I’ve always been a dreamer and often awaken in the night puzzling over what remote area of my brain produced those mini-motion pictures. My dreams are often a mystery, especially when I wake up with vivid images of my nighttime adventures.
We all dream, but some people cannot remember their dreams when they awaken. I tend to remember mine and find myself inspired, disturbed, or downright puzzled. I kept a dream journal for a long time as a means to jumpstart my writing. I am amazed at how many ideas I can glean from my dreams.
Just a few of the images I remember from last night: (1) I dreamed my house was connected to my work and a former employee had removed my cat’s litter box and let her outside. (2) I had gone to the dentist (whose office was at a mall) and forgot to remove the clothing protector when I left, but managed to accidentally put on two fancy scarves that didn’t belong to me. (3) My sister and I hopped on a trolley to return to the mall to get my coat and return the scarves.
Does any of that make sense? In a strange way, most of it does relate vaguely to something that happened the day before. Think about Dorothy and the Wizard of Oz. Her dream from the bump to her head was a fascinating distortion of the events leading up to the tornado.
Did you know that studies before 1950 showed that most people dreamed in black and white? That began to change during the sixties, and now about eighty-eight percent of us dream in color. Nearly ninety-six percent younger than twenty-five dream in color. This change is believed to be the result of the changeover from black and white film to color media. It really makes sense if you think about it.
One of the theories behind dreaming is that dreams are our way of consolidating our memories and attempting to make sense of them. We dream during the REM (rapid eye movement) stage. While our eyes move, normally, the rest of our body is paralyzed. In our family, several of us have, or have had, paralyzing nightmares. During this event, we are trying to wake from a bad dream and realize that although the mind is awake, the body cannot move. It is a disconcerting feeling, to say the least.
On CBS This Morning, Dr. James Galvin talked about a study from Mayo Clinic about dreams and the connection to dementia. This study showed that if you act out your dreams by kicking, shouting, punching, or thrashing about, you are at higher risk of developing dementia. In fact, the study shows this is the strongest predictor of developing Lewy Body disease.
Approximately 1.3 million people in the United States have Lewy Body disease. Both men and women develop the disease, but it is more common in men. Lewy Body disease is under diagnosed because of symptoms it shares with Alzheimer’s and Parkinson’s, but subtle differences help physicians make a diagnosis. Now, added to other differences, acting out dreams may be another indicator of the disease.
Lewy Body disease is best treated with a comprehensive approach by a team of specialists. Cholinesterase inhibitors, such as Aricept, work well on Lewy Body disease. In fact, it is believed the cholinesterase inhibitors are more effective on this disease than on Alzheimer’s. The movement disorders associated with Lewy Body is treated with Parkinson’s medication. Antipsychotic drugs should not be used for hallucinations because they react differently on persons with Lewy Body disease. These drugs worsen symptoms in fifty percent of those using them, and can cause a fatal reaction called neuroleptic malignant syndrome (NMS).

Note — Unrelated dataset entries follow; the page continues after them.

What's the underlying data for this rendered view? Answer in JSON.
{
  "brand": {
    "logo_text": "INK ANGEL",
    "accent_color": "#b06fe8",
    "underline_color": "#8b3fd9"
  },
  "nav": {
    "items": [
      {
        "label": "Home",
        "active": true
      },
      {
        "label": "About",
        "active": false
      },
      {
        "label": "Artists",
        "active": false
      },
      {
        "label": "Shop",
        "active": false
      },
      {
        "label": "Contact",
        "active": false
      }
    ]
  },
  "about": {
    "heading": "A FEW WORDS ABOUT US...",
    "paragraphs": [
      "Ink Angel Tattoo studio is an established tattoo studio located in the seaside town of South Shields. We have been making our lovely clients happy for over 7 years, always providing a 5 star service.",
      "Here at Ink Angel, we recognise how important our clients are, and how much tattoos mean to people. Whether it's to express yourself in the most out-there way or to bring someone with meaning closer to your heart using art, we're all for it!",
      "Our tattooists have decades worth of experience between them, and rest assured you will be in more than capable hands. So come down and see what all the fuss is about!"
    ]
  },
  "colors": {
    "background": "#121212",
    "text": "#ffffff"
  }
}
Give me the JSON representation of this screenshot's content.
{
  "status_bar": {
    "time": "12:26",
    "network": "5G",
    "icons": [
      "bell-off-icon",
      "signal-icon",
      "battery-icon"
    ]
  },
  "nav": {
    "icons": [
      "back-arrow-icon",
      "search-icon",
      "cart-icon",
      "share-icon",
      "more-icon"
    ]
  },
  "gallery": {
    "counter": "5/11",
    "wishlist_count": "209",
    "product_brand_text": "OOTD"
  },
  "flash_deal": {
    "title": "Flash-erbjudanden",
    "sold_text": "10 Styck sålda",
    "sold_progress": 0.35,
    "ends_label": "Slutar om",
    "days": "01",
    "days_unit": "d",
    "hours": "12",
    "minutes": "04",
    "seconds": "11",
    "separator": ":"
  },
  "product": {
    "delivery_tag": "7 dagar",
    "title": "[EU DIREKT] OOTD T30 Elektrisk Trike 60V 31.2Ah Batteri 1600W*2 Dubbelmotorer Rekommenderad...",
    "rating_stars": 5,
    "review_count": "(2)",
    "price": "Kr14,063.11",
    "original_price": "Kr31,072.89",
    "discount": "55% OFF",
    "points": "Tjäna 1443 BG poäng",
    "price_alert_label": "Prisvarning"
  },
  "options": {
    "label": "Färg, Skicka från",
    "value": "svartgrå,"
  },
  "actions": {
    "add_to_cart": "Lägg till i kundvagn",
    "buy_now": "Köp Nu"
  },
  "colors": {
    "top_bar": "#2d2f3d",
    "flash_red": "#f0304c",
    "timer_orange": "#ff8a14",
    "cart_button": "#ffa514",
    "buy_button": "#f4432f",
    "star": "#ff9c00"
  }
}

Of course, one of the problems with Lewy Body disease is REM Sleep Behavior Disorder. This is often treated with melatonin or clonazepam.
It is important to remember that if you move around and act out your dreams, it does not mean that you have Lewy Body disease or that you will develop it. If you develop signs of dementia, it is something to mention to your team of physicians during testing to determine the cause of your cognitive problems.
The connection between sleep and function the following day is strong. A lack of sleep or disturbed sleep affects our thinking process. Now, acting out during sleep means a person is five times more likely to develop Lewy Body dementia than those who sleep quietly during dreams.
Sleep is essential to our health and wellbeing. The REM stage of sleep is when our minds can take us places we will only reach through dreams.